The island, whose shape evokes an irregular pentagon, is dominated by a volcanic cone, a caldera that spreads out in a gentle slope with secondary craters down to the sea. Its highest point, the Cabeço Gordo, is 1,043 metres high.

Nicknamed the blue island because of the hydrangeas that bloom there all summer long (as they do everywhere in the Azores, you might say), Faial is known to sailors all over the world.
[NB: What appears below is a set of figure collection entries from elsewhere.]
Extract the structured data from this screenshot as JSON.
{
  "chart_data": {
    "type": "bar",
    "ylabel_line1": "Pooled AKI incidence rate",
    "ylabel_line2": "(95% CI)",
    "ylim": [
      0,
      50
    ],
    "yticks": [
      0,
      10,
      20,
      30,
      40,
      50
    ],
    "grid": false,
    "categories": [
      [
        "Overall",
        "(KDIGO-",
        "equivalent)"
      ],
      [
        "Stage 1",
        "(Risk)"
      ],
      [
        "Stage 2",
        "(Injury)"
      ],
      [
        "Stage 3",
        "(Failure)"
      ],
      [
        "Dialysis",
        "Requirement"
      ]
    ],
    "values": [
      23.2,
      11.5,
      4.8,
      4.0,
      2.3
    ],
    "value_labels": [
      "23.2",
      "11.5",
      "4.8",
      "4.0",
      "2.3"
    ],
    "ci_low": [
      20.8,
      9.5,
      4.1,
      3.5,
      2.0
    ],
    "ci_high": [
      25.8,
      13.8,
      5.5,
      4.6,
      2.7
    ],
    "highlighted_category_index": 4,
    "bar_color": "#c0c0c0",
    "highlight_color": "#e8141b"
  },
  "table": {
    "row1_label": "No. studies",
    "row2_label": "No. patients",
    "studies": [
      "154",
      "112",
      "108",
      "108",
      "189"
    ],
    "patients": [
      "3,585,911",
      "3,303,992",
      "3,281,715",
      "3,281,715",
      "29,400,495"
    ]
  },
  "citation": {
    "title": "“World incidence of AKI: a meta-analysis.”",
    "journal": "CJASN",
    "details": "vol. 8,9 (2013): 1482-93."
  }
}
The Azores' port of call is located here, in the port of Horta, which has welcomed all the long-distance travellers the sea has to offer. Soloists at odds with the land, offshore racing skippers, sporty holiday crews, exhausted crew members blessing the land finally found again, record breakers and dream makers, all those who have one day crossed the Atlantic under sail have known the mythical stopover of Faial. The port of Horta is a daily witness to these exploits, big and small, and all languages are spoken there, with eyebrows bleached with the same salt. On the pontoons, small fragile hulls and sophisticated couriers rub shoulders without apparent jealousy.
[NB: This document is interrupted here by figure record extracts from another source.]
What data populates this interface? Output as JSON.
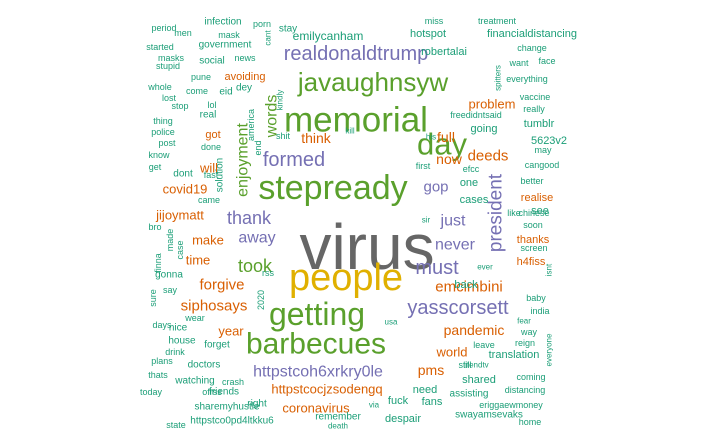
{
  "palette": {
    "gray": "#666666",
    "gold": "#e0b000",
    "green": "#5aa02c",
    "purple": "#7570b3",
    "orange": "#d95f02",
    "teal": "#1b9e77"
  },
  "words": [
    {
      "text": "virus",
      "color": "gray"
    },
    {
      "text": "people",
      "color": "gold"
    },
    {
      "text": "getting",
      "color": "green"
    },
    {
      "text": "barbecues",
      "color": "green"
    },
    {
      "text": "memorial",
      "color": "green"
    },
    {
      "text": "stepready",
      "color": "green"
    },
    {
      "text": "day",
      "color": "green"
    },
    {
      "text": "javaughnsyw",
      "color": "green"
    },
    {
      "text": "realdonaldtrump",
      "color": "purple"
    },
    {
      "text": "formed",
      "color": "purple"
    },
    {
      "text": "yasscorsett",
      "color": "purple"
    },
    {
      "text": "httpstcoh6xrkry0le",
      "color": "purple"
    },
    {
      "text": "thank",
      "color": "purple"
    },
    {
      "text": "away",
      "color": "purple"
    },
    {
      "text": "just",
      "color": "purple"
    },
    {
      "text": "must",
      "color": "purple"
    },
    {
      "text": "never",
      "color": "purple"
    },
    {
      "text": "president",
      "color": "purple"
    },
    {
      "text": "gop",
      "color": "purple"
    },
    {
      "text": "enjoyment",
      "color": "green"
    },
    {
      "text": "took",
      "color": "green"
    },
    {
      "text": "words",
      "color": "green"
    },
    {
      "text": "think",
      "color": "orange"
    },
    {
      "text": "siphosays",
      "color": "orange"
    },
    {
      "text": "forgive",
      "color": "orange"
    },
    {
      "text": "emcimbini",
      "color": "orange"
    },
    {
      "text": "pandemic",
      "color": "orange"
    },
    {
      "text": "covid19",
      "color": "orange"
    },
    {
      "text": "jijoymatt",
      "color": "orange"
    },
    {
      "text": "make",
      "color": "orange"
    },
    {
      "text": "time",
      "color": "orange"
    },
    {
      "text": "deeds",
      "color": "orange"
    },
    {
      "text": "now",
      "color": "orange"
    },
    {
      "text": "full",
      "color": "orange"
    },
    {
      "text": "problem",
      "color": "orange"
    },
    {
      "text": "will",
      "color": "orange"
    },
    {
      "text": "pms",
      "color": "orange"
    },
    {
      "text": "httpstcocjzsodengq",
      "color": "orange"
    },
    {
      "text": "coronavirus",
      "color": "orange"
    },
    {
      "text": "year",
      "color": "orange"
    },
    {
      "text": "world",
      "color": "orange"
    },
    {
      "text": "avoiding",
      "color": "orange"
    },
    {
      "text": "got",
      "color": "orange"
    },
    {
      "text": "thanks",
      "color": "orange"
    },
    {
      "text": "realise",
      "color": "orange"
    },
    {
      "text": "h4fiss",
      "color": "orange"
    },
    {
      "text": "emilycanham",
      "color": "teal"
    },
    {
      "text": "hotspot",
      "color": "teal"
    },
    {
      "text": "financialdistancing",
      "color": "teal"
    },
    {
      "text": "robertalai",
      "color": "teal"
    },
    {
      "text": "tumblr",
      "color": "teal"
    },
    {
      "text": "5623v2",
      "color": "teal"
    },
    {
      "text": "going",
      "color": "teal"
    },
    {
      "text": "one",
      "color": "teal"
    },
    {
      "text": "cases",
      "color": "teal"
    },
    {
      "text": "back",
      "color": "teal"
    },
    {
      "text": "shared",
      "color": "teal"
    },
    {
      "text": "translation",
      "color": "teal"
    },
    {
      "text": "fuck",
      "color": "teal"
    },
    {
      "text": "fans",
      "color": "teal"
    },
    {
      "text": "need",
      "color": "teal"
    },
    {
      "text": "despair",
      "color": "teal"
    },
    {
      "text": "remember",
      "color": "teal"
    },
    {
      "text": "right",
      "color": "teal"
    },
    {
      "text": "sharemyhustle",
      "color": "teal"
    },
    {
      "text": "friends",
      "color": "teal"
    },
    {
      "text": "httpstco0pd4ltkku6",
      "color": "teal"
    },
    {
      "text": "swayamsevaks",
      "color": "teal"
    },
    {
      "text": "assisting",
      "color": "teal"
    },
    {
      "text": "watching",
      "color": "teal"
    },
    {
      "text": "doctors",
      "color": "teal"
    },
    {
      "text": "forget",
      "color": "teal"
    },
    {
      "text": "house",
      "color": "teal"
    },
    {
      "text": "nice",
      "color": "teal"
    },
    {
      "text": "gonna",
      "color": "teal"
    },
    {
      "text": "dont",
      "color": "teal"
    },
    {
      "text": "government",
      "color": "teal"
    },
    {
      "text": "social",
      "color": "teal"
    },
    {
      "text": "stay",
      "color": "teal"
    },
    {
      "text": "infection",
      "color": "teal"
    },
    {
      "text": "real",
      "color": "teal"
    },
    {
      "text": "solution",
      "color": "teal"
    },
    {
      "text": "eid",
      "color": "teal"
    },
    {
      "text": "dey",
      "color": "teal"
    },
    {
      "text": "news",
      "color": "teal"
    },
    {
      "text": "come",
      "color": "teal"
    },
    {
      "text": "pune",
      "color": "teal"
    },
    {
      "text": "lol",
      "color": "teal"
    },
    {
      "text": "mask",
      "color": "teal"
    },
    {
      "text": "men",
      "color": "teal"
    },
    {
      "text": "period",
      "color": "teal"
    },
    {
      "text": "started",
      "color": "teal"
    },
    {
      "text": "stupid",
      "color": "teal"
    },
    {
      "text": "masks",
      "color": "teal"
    },
    {
      "text": "whole",
      "color": "teal"
    },
    {
      "text": "lost",
      "color": "teal"
    },
    {
      "text": "stop",
      "color": "teal"
    },
    {
      "text": "thing",
      "color": "teal"
    },
    {
      "text": "police",
      "color": "teal"
    },
    {
      "text": "post",
      "color": "teal"
    },
    {
      "text": "know",
      "color": "teal"
    },
    {
      "text": "get",
      "color": "teal"
    },
    {
      "text": "done",
      "color": "teal"
    },
    {
      "text": "fast",
      "color": "teal"
    },
    {
      "text": "came",
      "color": "teal"
    },
    {
      "text": "bro",
      "color": "teal"
    },
    {
      "text": "made",
      "color": "teal"
    },
    {
      "text": "finna",
      "color": "teal"
    },
    {
      "text": "case",
      "color": "teal"
    },
    {
      "text": "rss",
      "color": "teal"
    },
    {
      "text": "say",
      "color": "teal"
    },
    {
      "text": "2020",
      "color": "teal"
    },
    {
      "text": "sure",
      "color": "teal"
    },
    {
      "text": "wear",
      "color": "teal"
    },
    {
      "text": "days",
      "color": "teal"
    },
    {
      "text": "drink",
      "color": "teal"
    },
    {
      "text": "plans",
      "color": "teal"
    },
    {
      "text": "thats",
      "color": "teal"
    },
    {
      "text": "crash",
      "color": "teal"
    },
    {
      "text": "today",
      "color": "teal"
    },
    {
      "text": "ofrss",
      "color": "teal"
    },
    {
      "text": "state",
      "color": "teal"
    },
    {
      "text": "death",
      "color": "teal"
    },
    {
      "text": "via",
      "color": "teal"
    },
    {
      "text": "usa",
      "color": "teal"
    },
    {
      "text": "kill",
      "color": "teal"
    },
    {
      "text": "shit",
      "color": "teal"
    },
    {
      "text": "end",
      "color": "teal"
    },
    {
      "text": "america",
      "color": "teal"
    },
    {
      "text": "kindly",
      "color": "teal"
    },
    {
      "text": "porn",
      "color": "teal"
    },
    {
      "text": "cant",
      "color": "teal"
    },
    {
      "text": "miss",
      "color": "teal"
    },
    {
      "text": "treatment",
      "color": "teal"
    },
    {
      "text": "change",
      "color": "teal"
    },
    {
      "text": "face",
      "color": "teal"
    },
    {
      "text": "spitters",
      "color": "teal"
    },
    {
      "text": "want",
      "color": "teal"
    },
    {
      "text": "everything",
      "color": "teal"
    },
    {
      "text": "vaccine",
      "color": "teal"
    },
    {
      "text": "really",
      "color": "teal"
    },
    {
      "text": "freedidntsaid",
      "color": "teal"
    },
    {
      "text": "his",
      "color": "teal"
    },
    {
      "text": "may",
      "color": "teal"
    },
    {
      "text": "cangood",
      "color": "teal"
    },
    {
      "text": "first",
      "color": "teal"
    },
    {
      "text": "efcc",
      "color": "teal"
    },
    {
      "text": "better",
      "color": "teal"
    },
    {
      "text": "chinese",
      "color": "teal"
    },
    {
      "text": "soon",
      "color": "teal"
    },
    {
      "text": "like",
      "color": "teal"
    },
    {
      "text": "sir",
      "color": "teal"
    },
    {
      "text": "screen",
      "color": "teal"
    },
    {
      "text": "ever",
      "color": "teal"
    },
    {
      "text": "isnt",
      "color": "teal"
    },
    {
      "text": "baby",
      "color": "teal"
    },
    {
      "text": "india",
      "color": "teal"
    },
    {
      "text": "fear",
      "color": "teal"
    },
    {
      "text": "way",
      "color": "teal"
    },
    {
      "text": "reign",
      "color": "teal"
    },
    {
      "text": "everyone",
      "color": "teal"
    },
    {
      "text": "leave",
      "color": "teal"
    },
    {
      "text": "still",
      "color": "teal"
    },
    {
      "text": "lifendtv",
      "color": "teal"
    },
    {
      "text": "coming",
      "color": "teal"
    },
    {
      "text": "distancing",
      "color": "teal"
    },
    {
      "text": "eriggaewmoney",
      "color": "teal"
    },
    {
      "text": "home",
      "color": "teal"
    },
    {
      "text": "see",
      "color": "teal"
    }
  ]
}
In Faial, the sailors leave their mark in the form of a painting on the port of Horta. It is sometimes the simple name of a boat with a date, sometimes a real fresco that the wind and the sea spray will erase, without the newcomers ever being discouraged to take their turn to take brushes and colours to put, next to a testimony a little faded by time, their own graffiti. One may decide to sit at a café terrace, watching the boats of those who have been at the end of their dreams in the well-tuned ballet come and go.

To put it plainly: Horta, the most attractive city in the Azores, should be a priority on any trip to the archipelago.

History. Discovered by Portuguese sailors, it was first called Ilha São Luis but owes its definitive name to the beech trees (faia or faya) that cover the slopes of the caldera. In fact, the island already appears on ancient maps, under the name of Insula de Ventura. According to legend, the first inhabitant of Faial was a hermit.

Later, a wealthy Fleming, Josse Van Huerter, landed with fifteen settlers in search of silver and tin. To no avail. Yet the beauty of the island and its fertility enthused him. In 1468, through the Duchess of Burgundy, daughter of John of Portugal, he obtained the title of captain-grantee. He then brought in fellow Flemish compatriots, who founded the only non-coastal town on the island: Flamengos.

Despite the terrible volcanic eruption of 1672-1673 (Cabeço do Fogo and Pincarito), the island developed little by little thanks to agriculture and the export of woad, a plant used in dyeing. From the 18th century onwards, the boom in whaling contributed greatly to the prosperity of Faial, before being relayed by the export of oranges, considered at the time to be an exotic fruit. But the sudden diseases that ravaged plantations in the 19th century would soon be accompanied by a major economic crisis.

Faial's central location in the Atlantic assured it a strategic position, which contributed not only to the development of transatlantic trade relations (oranges, whales...), but also to the first steps of aviation: the first plane that crossed the Atlantic passed through Horta in 1919.

In 1957, a violent underwater volcanic eruption finally formed, with plumes of smoke and rock bursts, an island in the far west of the island - the Ponta dos Capelinhos - and seismic disturbances lasted almost a year. This was followed by a major emigration movement. The new formation eventually joined with the coast, and since then, erosion has been eroding this imposing mass of ash and rock. Forty years later, in 1998, a new earthquake registered at 6.8 on the Richter scale also caused considerable damage; many churches were then damaged.

Today, Faial's economy is based on agriculture, animal husbandry, fishing, trade and of course tourism, which makes this island so cosmopolitan. During the first fortnight of August, the permanent festivities, largely dedicated to the sea, make the decibels howl; some even consider the town of Horta a little (too) noisy.